Предистория стресса была такова. Внучки Дареджан, до нельзя раскрепощенные близнецы Саломе и Нана, таки ухитрились и дружно поступили в магистратуру. Да не где -нибудь, а в Германии. А потом перетащили туда всеми правдами и неправдами родителей и нашли им там работу. Одна бабушка Дареджан категорически отказалась уезжать.
– Я должна умереть здесь, а не в каком-то Мюнхене! – заявила она и еще долго описывала по пунктам все прелести «ჩვენი მიწა-წყალი» (1)
Родители близняшек долго ломали голову, как поступить и соблюсти всё с максимальными приличиями. Дареджан твердила одно:
– Езжайте куда хотите, а мне ничего не надо. За мной соседи посмотрят.

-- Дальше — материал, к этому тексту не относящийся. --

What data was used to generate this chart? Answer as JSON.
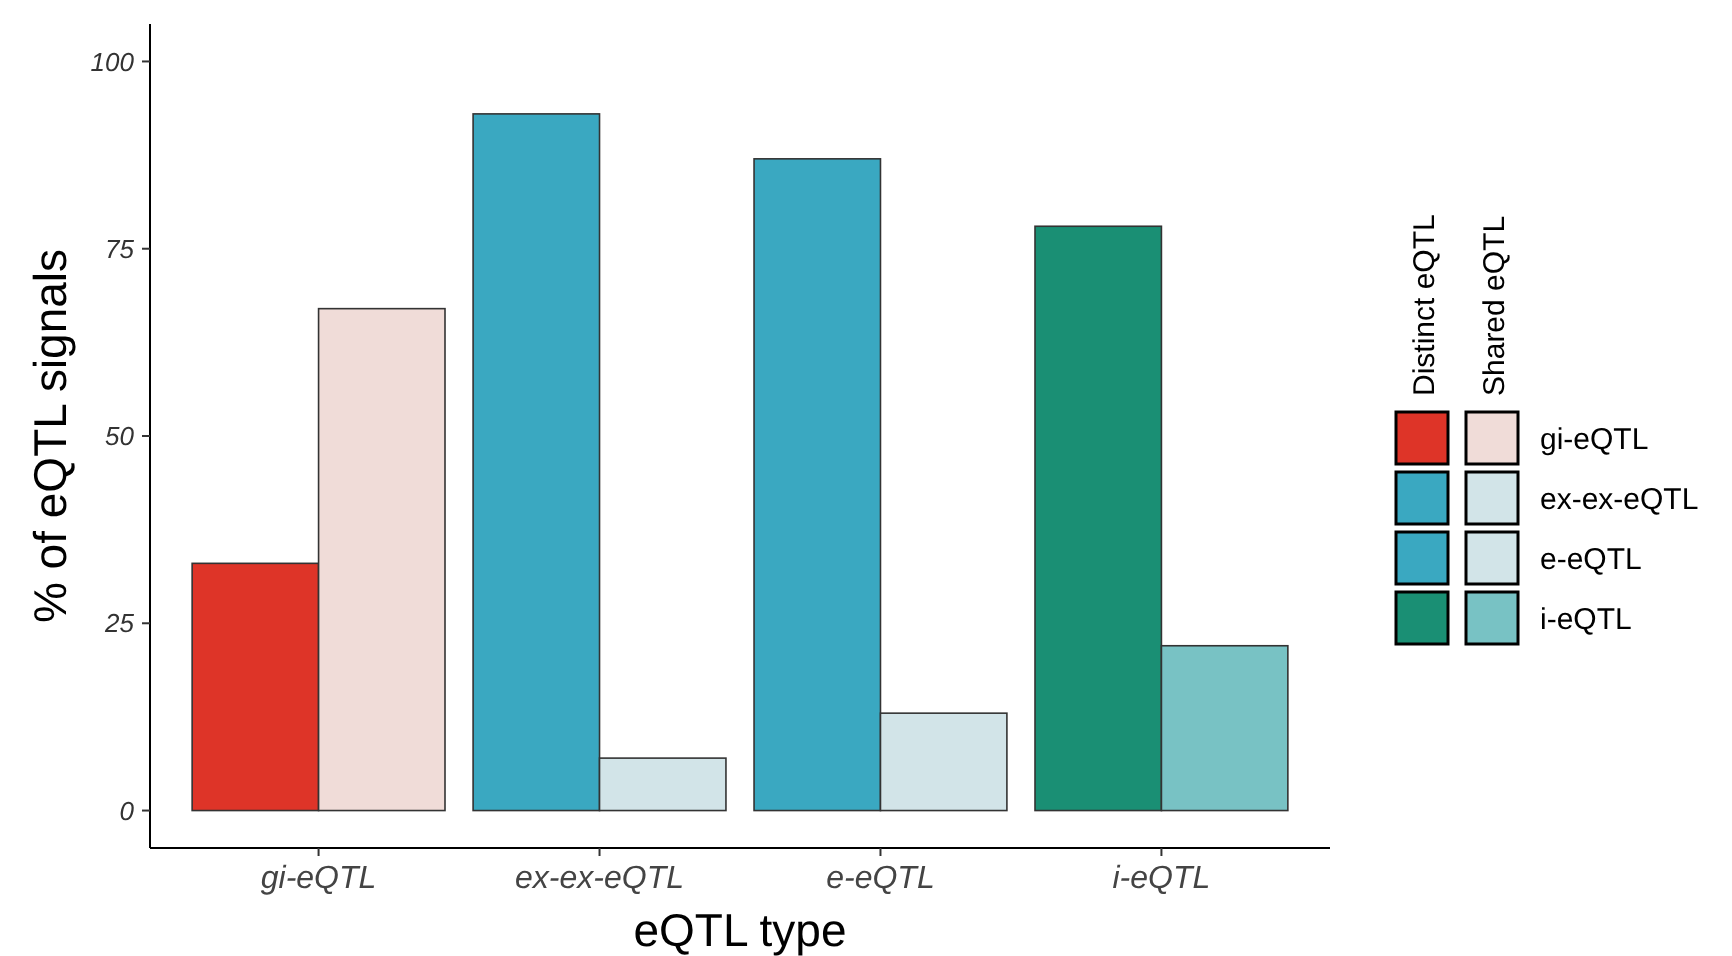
{
  "chart_data": {
    "type": "bar",
    "xlabel": "eQTL type",
    "ylabel": "% of eQTL signals",
    "categories": [
      "gi-eQTL",
      "ex-ex-eQTL",
      "e-eQTL",
      "i-eQTL"
    ],
    "series": [
      {
        "name": "Distinct eQTL",
        "colors": [
          "#de3428",
          "#3aa8c1",
          "#3aa8c1",
          "#1a8f74"
        ],
        "values": [
          33,
          93,
          87,
          78
        ]
      },
      {
        "name": "Shared eQTL",
        "colors": [
          "#f0dcd8",
          "#d2e4e8",
          "#d2e4e8",
          "#78c2c4"
        ],
        "values": [
          67,
          7,
          13,
          22
        ]
      }
    ],
    "ylim": [
      -5,
      105
    ],
    "yticks": [
      0,
      25,
      50,
      75,
      100
    ],
    "grid": false,
    "legend": "right"
  }
}
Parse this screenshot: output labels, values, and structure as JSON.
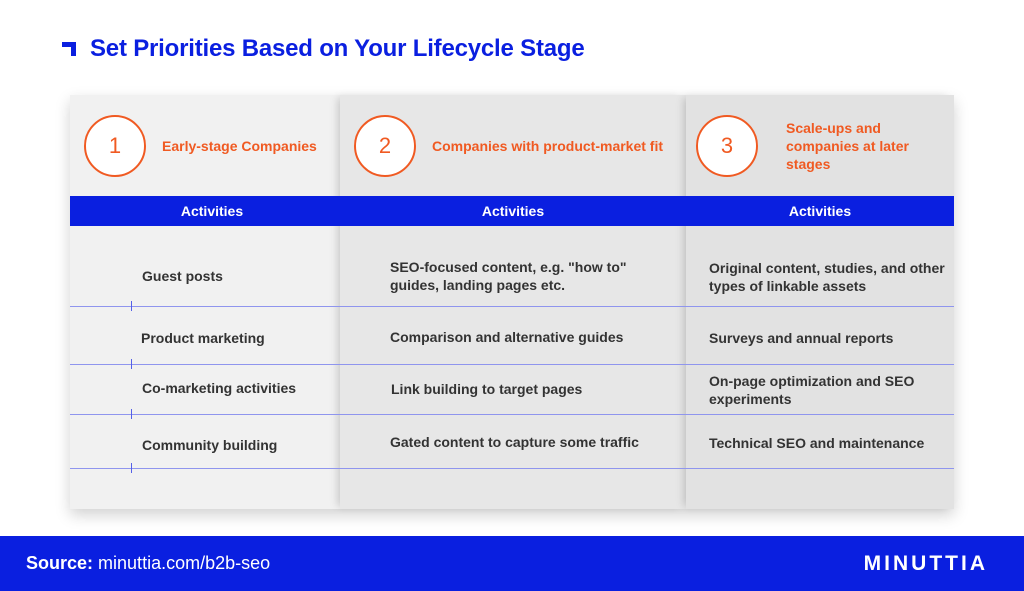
{
  "title": "Set Priorities Based on Your Lifecycle Stage",
  "colors": {
    "brand_blue": "#0a1fe0",
    "accent_orange": "#f05a22"
  },
  "stages": [
    {
      "number": "1",
      "label": "Early-stage Companies",
      "activities_header": "Activities",
      "activities": [
        "Guest posts",
        "Product marketing",
        "Co-marketing activities",
        "Community building"
      ]
    },
    {
      "number": "2",
      "label": "Companies with product-market fit",
      "activities_header": "Activities",
      "activities": [
        "SEO-focused content, e.g. \"how to\" guides, landing pages etc.",
        "Comparison and alternative guides",
        "Link building to target pages",
        "Gated content to capture some traffic"
      ]
    },
    {
      "number": "3",
      "label": "Scale-ups and companies at later stages",
      "activities_header": "Activities",
      "activities": [
        "Original content, studies, and other types of linkable assets",
        "Surveys and annual reports",
        "On-page optimization and SEO experiments",
        "Technical SEO and maintenance"
      ]
    }
  ],
  "footer": {
    "source_label": "Source:",
    "source_url": "minuttia.com/b2b-seo",
    "logo_text": "MINUTTIA"
  }
}
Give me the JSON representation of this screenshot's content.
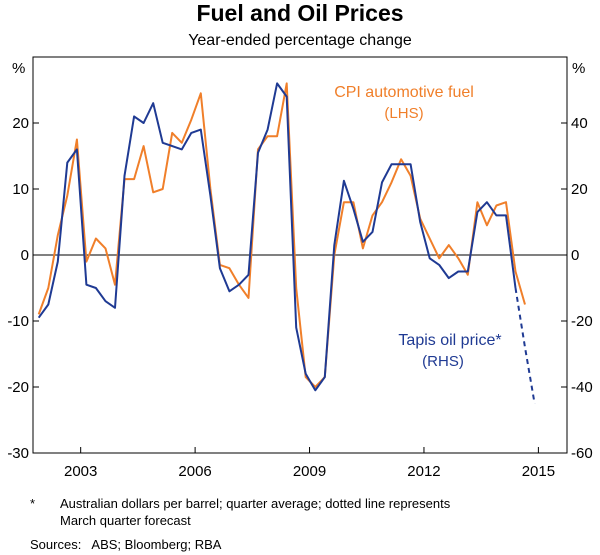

В итоге так и сделали. Обговорили все нюансы с самыми стойкими все возможные варианты, обещали клятвенно, что за всю помощь Дареджан-бебо за ними, всем кланом Джорбенадзе не заржавеет и отбыли в Германию друг за дружкой. Все б ничего, только решили внучки сделать бабушке на день рождения подарок. Запоминающийся и знаковый, чтоб идти Дареджан-бебо в ногу со временем. И прислали ей смартфон. Не последнего выпуска, но и далеко не кнопочный – ореходробительный. Потому как оплачивать разговоры по домашнему телефону, даже из Германии дело накладное и неблагодарное. Старушка любила поговорить о всем подробно, не торопясь, и в алфавитном порядке пересказать все новости соседей, да еще и со своими логическими выкладками.
Потому Саломе и Нана решили выслать бандерольку с подробным перечнем куда нажимать и попросили соседей дать свой код от вайфая. Решили, что они вздохнут полной грудью. Но не тут то было.